A spiral of stone juts into the water of Great Salt Lake.
Spiral Jetty by Robert Smithson
Netherzone, CC BY-SA 4.0, via Wikimedia Commons

While many land artists primarily use natural materials such as stone and wood, or even twigs and leaves, others use more industrial materials to capture other aspects of nature, such as Nancy Holt, who used concrete tunnels to highlight the sun and constellations in Sun Tunnels or Walter De Maria’s The Lightning Field, a series of metal poles intended to attract lightning.

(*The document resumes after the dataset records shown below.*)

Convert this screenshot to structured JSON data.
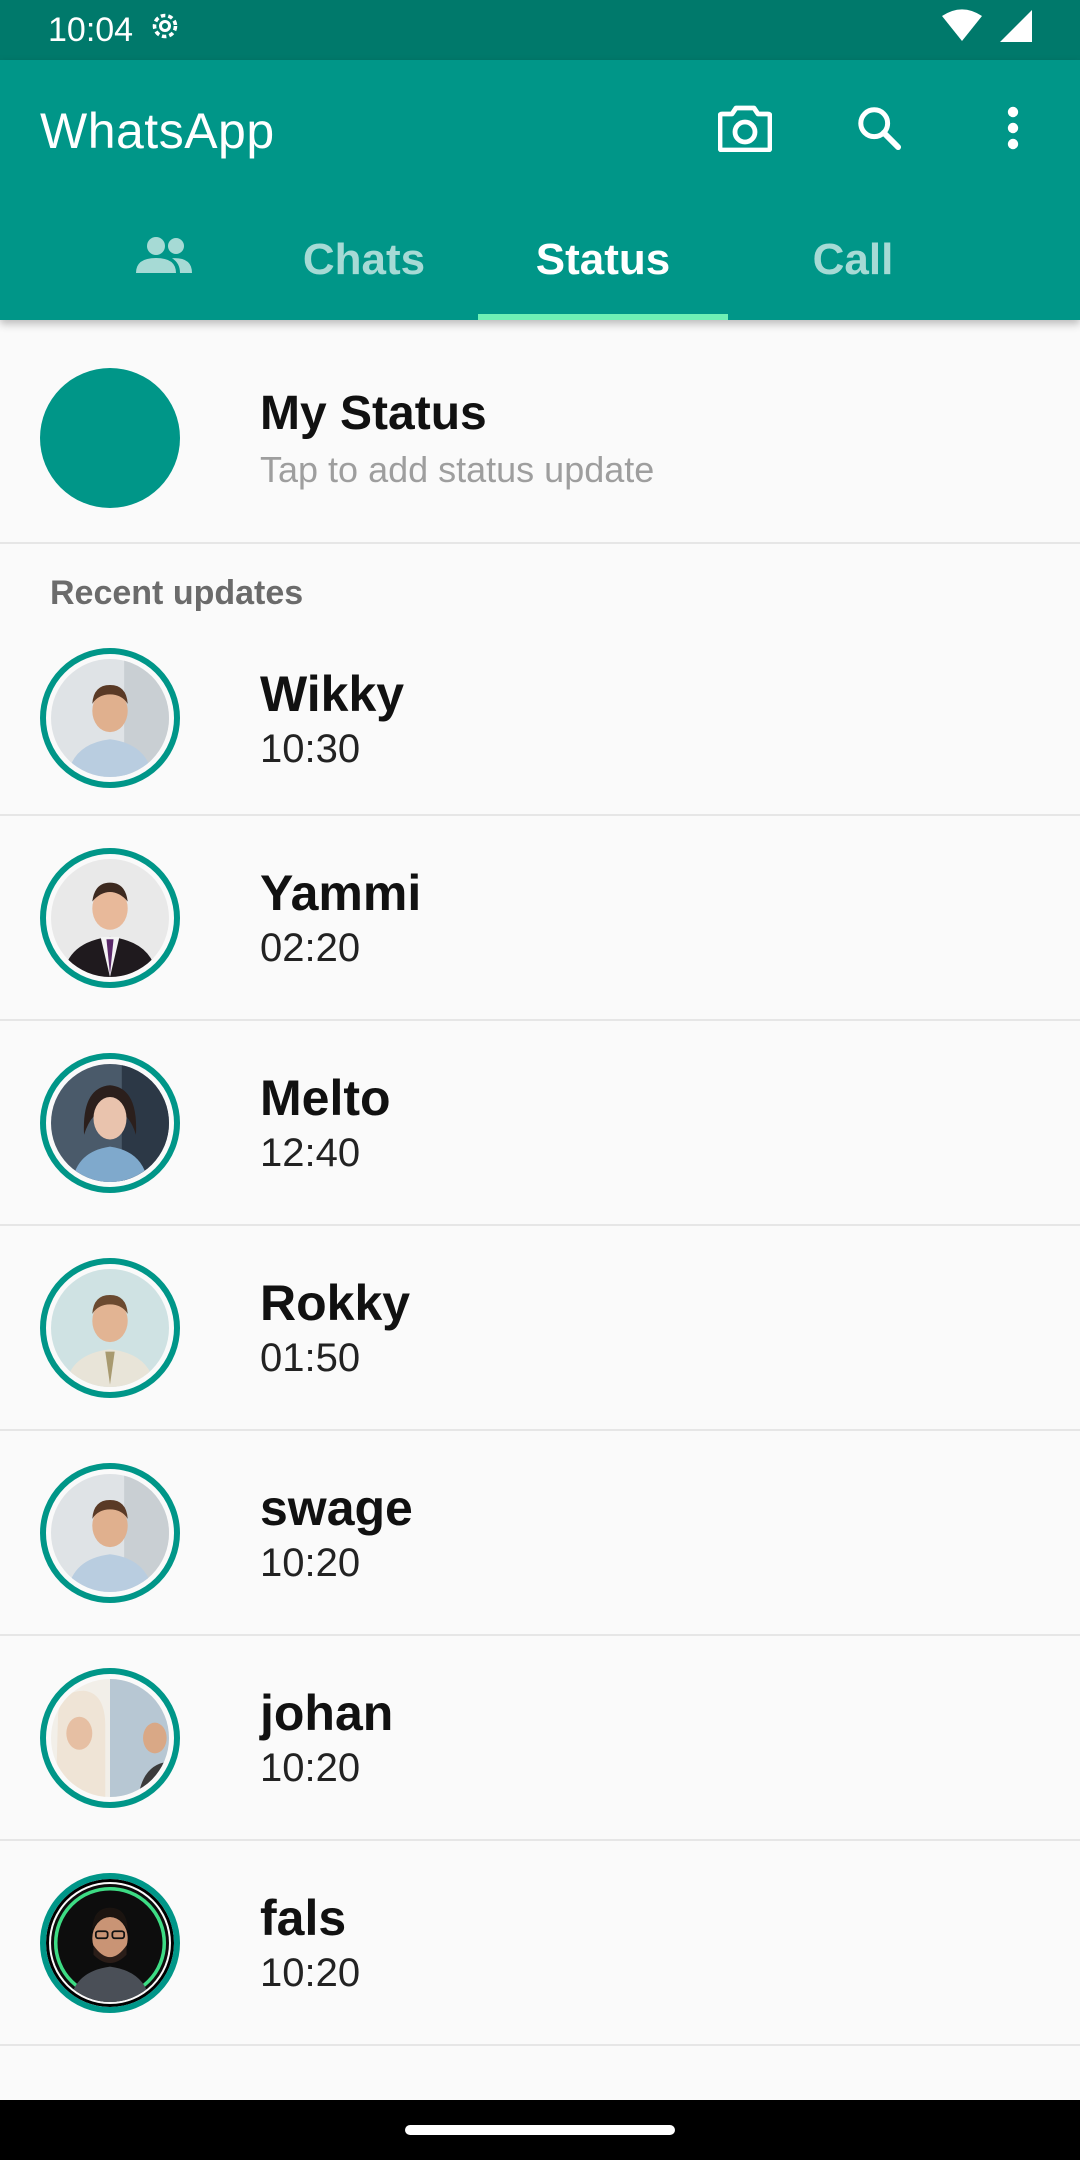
{
  "status_bar": {
    "time": "10:04"
  },
  "app_bar": {
    "title": "WhatsApp",
    "actions": [
      "camera-icon",
      "search-icon",
      "more-vert-icon"
    ]
  },
  "tabs": [
    {
      "icon": "community-icon"
    },
    {
      "label": "Chats"
    },
    {
      "label": "Status",
      "selected": true
    },
    {
      "label": "Call"
    }
  ],
  "my_status": {
    "title": "My Status",
    "subtitle": "Tap to add status update"
  },
  "section_label": "Recent updates",
  "statuses": [
    {
      "name": "Wikky",
      "time": "10:30"
    },
    {
      "name": "Yammi",
      "time": "02:20"
    },
    {
      "name": "Melto",
      "time": "12:40"
    },
    {
      "name": "Rokky",
      "time": "01:50"
    },
    {
      "name": "swage",
      "time": "10:20"
    },
    {
      "name": "johan",
      "time": "10:20"
    },
    {
      "name": "fals",
      "time": "10:20"
    }
  ],
  "colors": {
    "primary": "#009688",
    "primary_dark": "#00796b",
    "tab_indicator": "#6ef0b5"
  }
}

Looking through a massive concrete tube to see a second tube. In the distance, a mountain is visible.
Sun Tunnels by Nancy Holt
Retis, CC BY 2.0, via Wikimedia Commons

Land art can be permanent or ephemeral, large or small. Pieces constructed with impermanent materials such as leaves, twigs or even ice and snow, the transient nature of the materials underlies the intent of the composition. These artworks only continue to exist in photographs as they’re reclaimed by the earth over time.

Autumn leaves are arranged in a a circle, with yellow leaves around a black centre. The color of the leaves gradually fades from yellow to brown on the outer edge.
Andy Goldsworthy via Bored Panda

It’s not possible to talk about land art without talking about Andy Goldsworthy. Probably the best known modern land artist, Goldsworthy’s works include a plethora of materials from rock to ice to leaves to feathers. As with other land art, Goldworthy’s works are constructed outdoors and left to the mercy of the elements, meaning that even the sturdiest constructions are always changing.

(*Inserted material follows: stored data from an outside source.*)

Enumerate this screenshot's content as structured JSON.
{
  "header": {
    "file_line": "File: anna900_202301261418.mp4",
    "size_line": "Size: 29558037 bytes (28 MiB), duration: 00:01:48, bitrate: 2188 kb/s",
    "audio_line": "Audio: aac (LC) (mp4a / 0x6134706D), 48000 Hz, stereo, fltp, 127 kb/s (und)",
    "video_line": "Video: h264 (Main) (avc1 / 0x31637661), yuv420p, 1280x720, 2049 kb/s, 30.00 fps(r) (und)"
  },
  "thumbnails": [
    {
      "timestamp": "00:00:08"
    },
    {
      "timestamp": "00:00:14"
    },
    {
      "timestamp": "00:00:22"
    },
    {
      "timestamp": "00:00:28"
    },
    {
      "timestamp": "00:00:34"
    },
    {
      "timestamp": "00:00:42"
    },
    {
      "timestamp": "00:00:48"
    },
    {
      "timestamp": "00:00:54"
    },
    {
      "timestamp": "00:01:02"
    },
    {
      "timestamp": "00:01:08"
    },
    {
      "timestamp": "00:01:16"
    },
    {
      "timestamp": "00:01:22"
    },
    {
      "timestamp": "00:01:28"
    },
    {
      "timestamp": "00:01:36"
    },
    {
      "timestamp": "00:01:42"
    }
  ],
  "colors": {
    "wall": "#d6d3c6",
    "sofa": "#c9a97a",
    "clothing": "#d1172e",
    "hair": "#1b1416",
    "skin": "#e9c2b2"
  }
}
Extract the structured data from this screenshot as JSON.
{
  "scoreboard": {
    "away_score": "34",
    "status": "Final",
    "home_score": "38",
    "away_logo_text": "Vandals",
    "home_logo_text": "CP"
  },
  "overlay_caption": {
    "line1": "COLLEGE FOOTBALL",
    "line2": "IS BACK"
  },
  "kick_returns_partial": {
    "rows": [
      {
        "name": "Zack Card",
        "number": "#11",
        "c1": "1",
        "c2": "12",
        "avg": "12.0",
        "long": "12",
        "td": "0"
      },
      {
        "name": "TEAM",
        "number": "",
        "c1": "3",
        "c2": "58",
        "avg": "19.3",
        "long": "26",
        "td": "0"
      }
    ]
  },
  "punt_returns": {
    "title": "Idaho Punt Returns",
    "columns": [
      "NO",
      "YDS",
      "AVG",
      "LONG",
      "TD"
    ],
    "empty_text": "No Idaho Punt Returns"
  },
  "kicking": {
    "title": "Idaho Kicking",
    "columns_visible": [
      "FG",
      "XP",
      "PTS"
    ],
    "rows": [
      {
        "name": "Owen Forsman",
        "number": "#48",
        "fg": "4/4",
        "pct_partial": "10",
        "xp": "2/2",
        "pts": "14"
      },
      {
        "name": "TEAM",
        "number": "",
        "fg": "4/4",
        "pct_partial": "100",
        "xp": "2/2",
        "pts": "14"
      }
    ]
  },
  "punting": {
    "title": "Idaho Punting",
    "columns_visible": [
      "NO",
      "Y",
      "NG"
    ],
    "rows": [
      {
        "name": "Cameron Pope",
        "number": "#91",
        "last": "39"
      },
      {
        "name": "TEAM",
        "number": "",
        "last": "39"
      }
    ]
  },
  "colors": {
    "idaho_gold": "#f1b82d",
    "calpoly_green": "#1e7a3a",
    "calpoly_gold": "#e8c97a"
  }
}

A hand built stone wall snakes through a stand of trees, visible against the snowy hillside.
Storm King Wall by Andy Goldsworthy, Becky Stern from Brooklyn, USA, CC BY-SA 2.0, via Wikimedia Commons

Whether they are ephemeral or permanent installations, land art gives us the opportunity to reflect on our place in nature and to see the world in a new way. Many other artists continue to explore the idea of using the world around us as a canvas, producing exciting works of art, many of which last for hours or days, before disappearing. If nothing else, land art reminds us to embrace beauty in our lives, no matter how fleeting. 

A man makes a geometric design on a sandy beach as the tide comes in.